Learning Transferable Visual Models From Natural Language Supervision

Authors: Alec Radford, Jong Wook Kim, Chris Hallacy et al. Year: 2021 Source: arXiv 2103.00020

One-Sentence Summary

CLIP trains an image encoder and a text encoder together on 400 million image-caption pairs from the internet so that, at test time, you can classify images into any set of categories just by describing them in plain English – no labeled training data required.

Problem Statement

Before CLIP, the standard recipe for building a computer vision system was: collect a large dataset of images with human-assigned labels (like ImageNet’s 1.28 million images across 1,000 categories), train a model to predict those labels, then fine-tune the model on whatever downstream task you actually care about. This approach has two fundamental problems.

First, the label vocabulary is fixed at training time. An ImageNet model knows about “golden retriever” and “construction crane” but has no concept of “a photo of someone social distancing” or “a satellite image of deforestation.” Every new task requires collecting and labeling a new dataset, which is expensive and slow. Meanwhile, in natural language processing, models like GPT-2 and GPT-3 (see Improving Language Understanding by Generative Pre-Training) had shown that pre-training on raw internet text produced models that could perform new tasks zero-shot – without any task-specific training data at all.

Second, models trained on fixed label sets tend to learn shortcuts. A model trained to classify 1,000 ImageNet categories might learn to associate “green background” with “frog” rather than learning what a frog actually looks like. This makes the model brittle: performance on ImageNet can be impressive while performance on slightly different distributions (sketches, adversarial examples, video frames) drops dramatically. A ResNet-101 makes 5 times as many mistakes on natural distribution shifts compared to the ImageNet validation set.

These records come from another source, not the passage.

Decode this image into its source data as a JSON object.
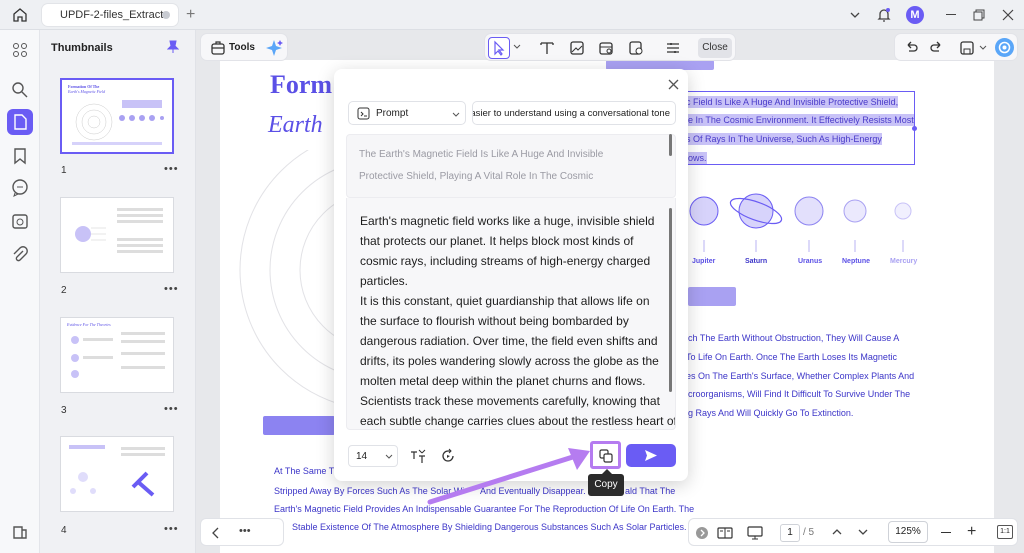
{
  "tab": {
    "title": "UPDF-2-files_Extract"
  },
  "user": {
    "initial": "M"
  },
  "thumbnails": {
    "title": "Thumbnails",
    "pages": [
      {
        "number": "1",
        "heading": "Formation Of The Earth's Magnetic Field"
      },
      {
        "number": "2",
        "heading": ""
      },
      {
        "number": "3",
        "heading": "Evidence For The Theories"
      },
      {
        "number": "4",
        "heading": ""
      }
    ]
  },
  "toolbar": {
    "tools_label": "Tools",
    "close_label": "Close"
  },
  "pdf": {
    "title": "Form",
    "subtitle": "Earth",
    "selected_lines": [
      "c Field Is Like A Huge And Invisible Protective Shield,",
      "le In The Cosmic Environment. It Effectively Resists Most",
      "s Of Rays In The Universe, Such As High-Energy",
      "lows."
    ],
    "planets": [
      "Jupiter",
      "Saturn",
      "Uranus",
      "Neptune",
      "Mercury"
    ],
    "right_lines": [
      "ch The Earth Without Obstruction, They Will Cause A",
      "To Life On Earth. Once The Earth Loses Its Magnetic",
      "es On The Earth's Surface, Whether Complex Plants And",
      "croorganisms, Will Find It Difficult To Survive Under The",
      "g Rays And Will Quickly Go To Extinction."
    ],
    "bottom_lines": [
      "At The Same Ti",
      "Stripped Away By Forces Such As The Solar Wi",
      "Earth's Magnetic Field Provides An Indispensable Guarantee For The Reproduction Of Life On Earth. The",
      "Stable Existence Of The Atmosphere By Shielding Dangerous Substances Such As Solar Particles."
    ],
    "bottom_line2_tail": "And Eventually Disappear. It",
    "bottom_line2_tail2": "ald That The"
  },
  "ai_dialog": {
    "prompt_label": "Prompt",
    "prompt_value": "easier to understand using a conversational tone",
    "source_lines": [
      "The Earth's Magnetic Field Is Like A Huge And Invisible",
      "Protective Shield, Playing A Vital Role In The Cosmic"
    ],
    "result_lines": [
      "Earth's magnetic field works like a huge, invisible shield",
      "that protects our planet. It helps block most kinds of",
      "cosmic rays, including streams of high-energy charged",
      "particles.",
      "It is this constant, quiet guardianship that allows life on",
      "the surface to flourish without being bombarded by",
      "dangerous radiation. Over time, the field even shifts and",
      "drifts, its poles wandering slowly across the globe as the",
      "molten metal deep within the planet churns and flows.",
      "Scientists track these movements carefully, knowing that",
      "each subtle change carries clues about the restless heart of"
    ],
    "font_size": "14",
    "copy_tooltip": "Copy"
  },
  "pager": {
    "current": "1",
    "total": "/ 5",
    "zoom": "125%"
  },
  "colors": {
    "accent": "#6a5cf4",
    "highlight": "#b57cf0"
  }
}
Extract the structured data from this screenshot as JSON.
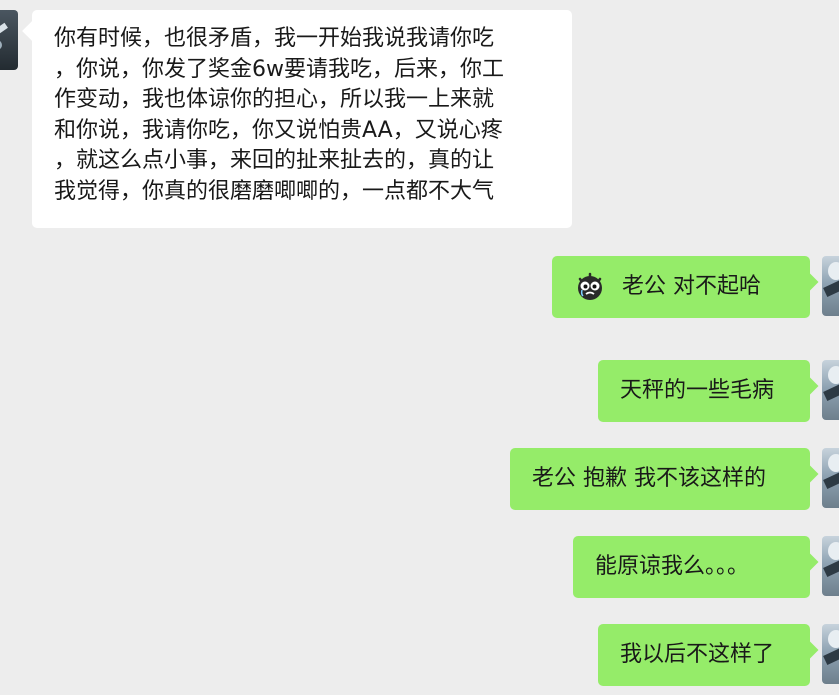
{
  "incoming": {
    "lines": [
      "你有时候，也很矛盾，我一开始我说我请你吃",
      "，你说，你发了奖金6w要请我吃，后来，你工",
      "作变动，我也体谅你的担心，所以我一上来就",
      "和你说，我请你吃，你又说怕贵AA，又说心疼",
      "，就这么点小事，来回的扯来扯去的，真的让",
      "我觉得，你真的很磨磨唧唧的，一点都不大气"
    ]
  },
  "outgoing": [
    {
      "text": "老公 对不起哈",
      "icon": "crying-face-emoji"
    },
    {
      "text": "天秤的一些毛病"
    },
    {
      "text": "老公 抱歉 我不该这样的"
    },
    {
      "text": "能原谅我么。。。"
    },
    {
      "text": "我以后不这样了"
    }
  ],
  "colors": {
    "background": "#ededed",
    "incoming_bubble": "#ffffff",
    "outgoing_bubble": "#95ec69"
  }
}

The question CLIP addresses: could the same revolution that happened in NLP – learning directly from raw text at internet scale – produce visual representations that are more general, more flexible, and more robust?

Key Innovation

Think of how humans learn to recognize things. A child does not see 1,000 flash cards labeled “dog” before understanding what a dog is. Instead, a parent points at the family pet and says “Look at the dog!” The child learns to connect visual experience with language naturally, absorbing thousands of such associations over time. Eventually, you can tell the child “find the spatula” and they can search the kitchen for an object they may have only heard described once.

CLIP works the same way. Instead of training on a fixed set of categories, CLIP trains on 400 million (image, text) pairs scraped from the internet – photos paired with their captions, alt-text, titles, and descriptions. The training objective is simple: given a batch of images and captions, figure out which caption goes with which image. This is a contrastive learning objective (the model contrasts correct pairings against incorrect ones), not a generative one (the model does not try to predict exact caption words).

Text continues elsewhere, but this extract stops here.